Unions flex their muscles in the largest display of public anger since Iraq war protests.

March for the Alternative: Public sector ‘show of strength’ in cuts battle

As sirens screamed in the opposite direction, almost half a million angry workers, pensioners and families marched on Hyde Park in London on Saturday.

The 400,000 strong march through the capital, organised by the Trades Union Congress (TUC), skirted the violent clashes in West London and was the first major ‘show of strength’ from the country’s unions since public sector cut-backs were announced.

Outspoken opponents of the government’s planned education reforms, teaching union NASUWT, mobilised thousands of their members from across the country for the march.

Karen Hopwood, NASUWT national executive member for Greater Manchester, said: “Some of the cuts to public services are affected by the Gove academy programme. That programme is absolutely diverting money away from the public sector services like libraries in order to build building blocks for a privatised education system.
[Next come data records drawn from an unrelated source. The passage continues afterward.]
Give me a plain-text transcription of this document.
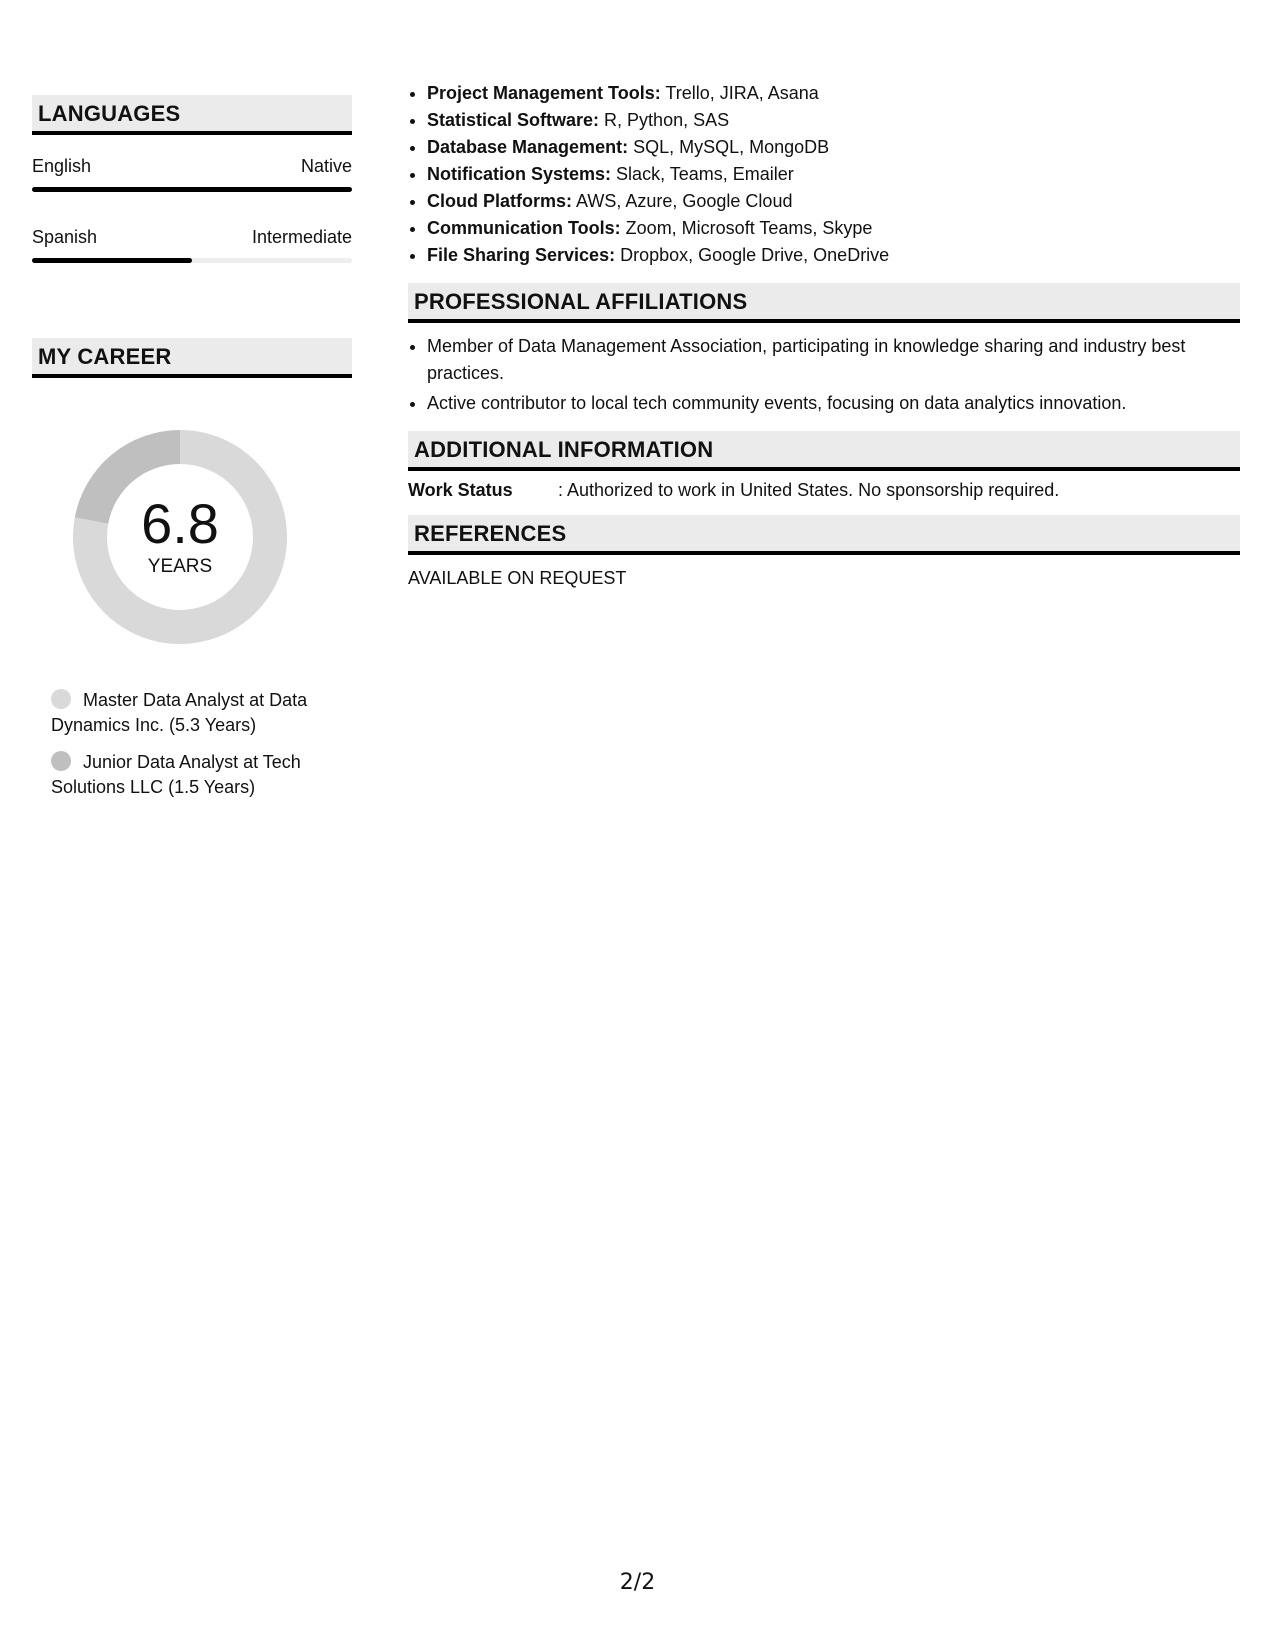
LANGUAGES
English	Native
Spanish	Intermediate
MY CAREER
6.8
YEARS
Master Data Analyst at Data Dynamics Inc. (5.3 Years)
Junior Data Analyst at Tech Solutions LLC (1.5 Years)
• Project Management Tools: Trello, JIRA, Asana
• Statistical Software: R, Python, SAS
• Database Management: SQL, MySQL, MongoDB
• Notification Systems: Slack, Teams, Emailer
• Cloud Platforms: AWS, Azure, Google Cloud
• Communication Tools: Zoom, Microsoft Teams, Skype
• File Sharing Services: Dropbox, Google Drive, OneDrive
PROFESSIONAL AFFILIATIONS
• Member of Data Management Association, participating in knowledge sharing and industry best practices.
• Active contributor to local tech community events, focusing on data analytics innovation.
ADDITIONAL INFORMATION
Work Status	: Authorized to work in United States. No sponsorship required.
REFERENCES
AVAILABLE ON REQUEST
2/2
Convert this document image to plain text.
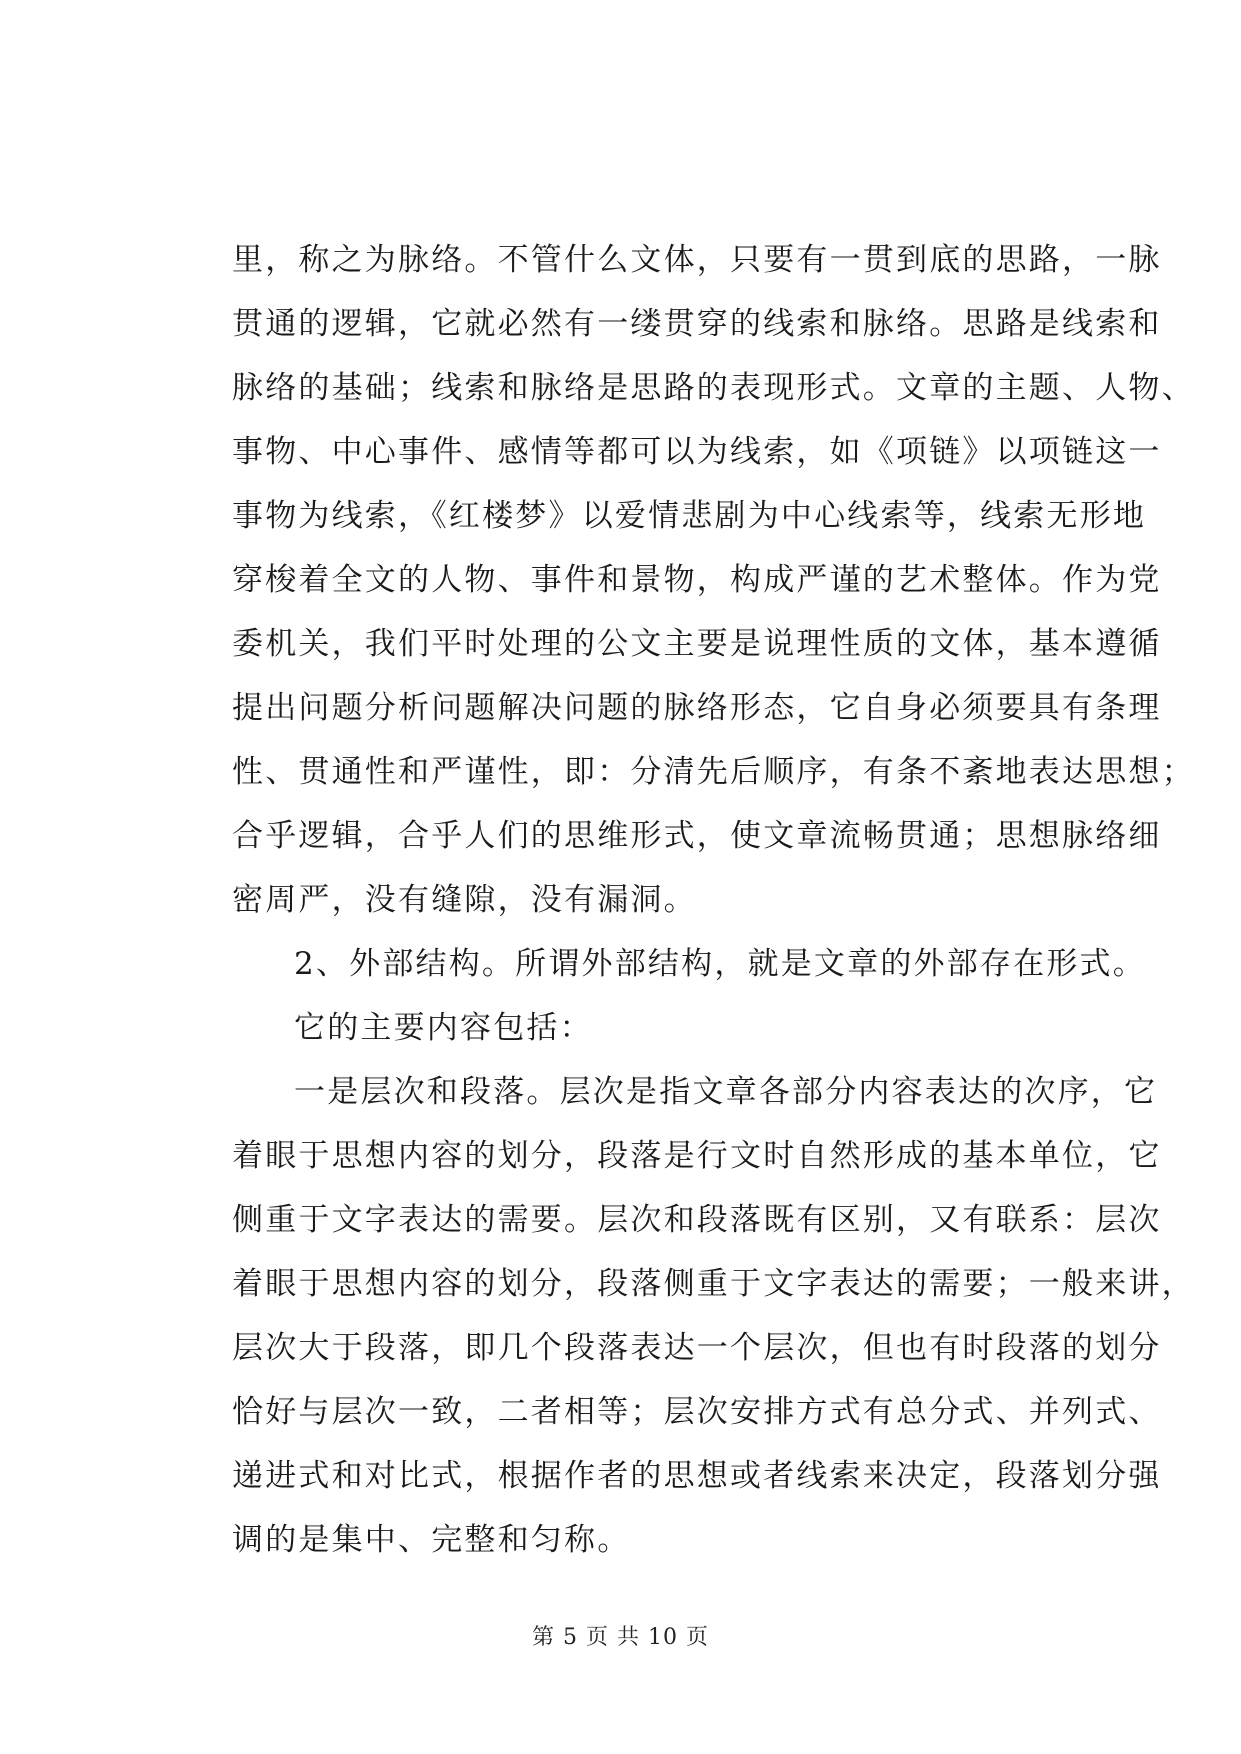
里，称之为脉络。不管什么文体，只要有一贯到底的思路，一脉
贯通的逻辑，它就必然有一缕贯穿的线索和脉络。思路是线索和
脉络的基础；线索和脉络是思路的表现形式。文章的主题、人物、
事物、中心事件、感情等都可以为线索，如《项链》以项链这一
事物为线索，《红楼梦》以爱情悲剧为中心线索等，线索无形地
穿梭着全文的人物、事件和景物，构成严谨的艺术整体。作为党
委机关，我们平时处理的公文主要是说理性质的文体，基本遵循
提出问题分析问题解决问题的脉络形态，它自身必须要具有条理
性、贯通性和严谨性，即：分清先后顺序，有条不紊地表达思想；
合乎逻辑，合乎人们的思维形式，使文章流畅贯通；思想脉络细
密周严，没有缝隙，没有漏洞。
2、外部结构。所谓外部结构，就是文章的外部存在形式。
它的主要内容包括：
一是层次和段落。层次是指文章各部分内容表达的次序，它
着眼于思想内容的划分，段落是行文时自然形成的基本单位，它
侧重于文字表达的需要。层次和段落既有区别，又有联系：层次
着眼于思想内容的划分，段落侧重于文字表达的需要；一般来讲，
层次大于段落，即几个段落表达一个层次，但也有时段落的划分
恰好与层次一致，二者相等；层次安排方式有总分式、并列式、
递进式和对比式，根据作者的思想或者线索来决定，段落划分强
调的是集中、完整和匀称。
第 5 页 共 10 页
It’s a total privatisation of education”

As well as a strong union presence, thousands of families and individuals joined the march to Hyde Park. Marching with her daughter, Annie from South London, said: “My daughter’s been trying to get into university at the moment and obviously this year it’s become very very competitive and she’s having tremendous difficulty.

“I’ve got a son a couple of years younger who will have lost his EMA. As well he’s going to face the increased tuition fees. We’ll be losing children’s tax credit and child benefit. It’s little bits eating away all over the place.”

Many of those marching shared similar gripes to the protesting students who brought London to a standstill last November but in stark contrast to those marches, the mood on Saturday was quiet and determined rather than raucous.

But the scale of the march, which stretched for miles throughout Central London, reassured many worried about the sheer scale of the proposed cuts.

As one marcher put it: “Things are getting so bad I can’t see people just quieting down and getting on with it for much longer. I think, I hope, that people keep making themselves heard because I think the alternative is just to get really despondent about it and that’s bad for everybody.”

Public sector unions believe that the scale of Saturday’s march showed the kind of support which could spell major industrial unrest in the near future.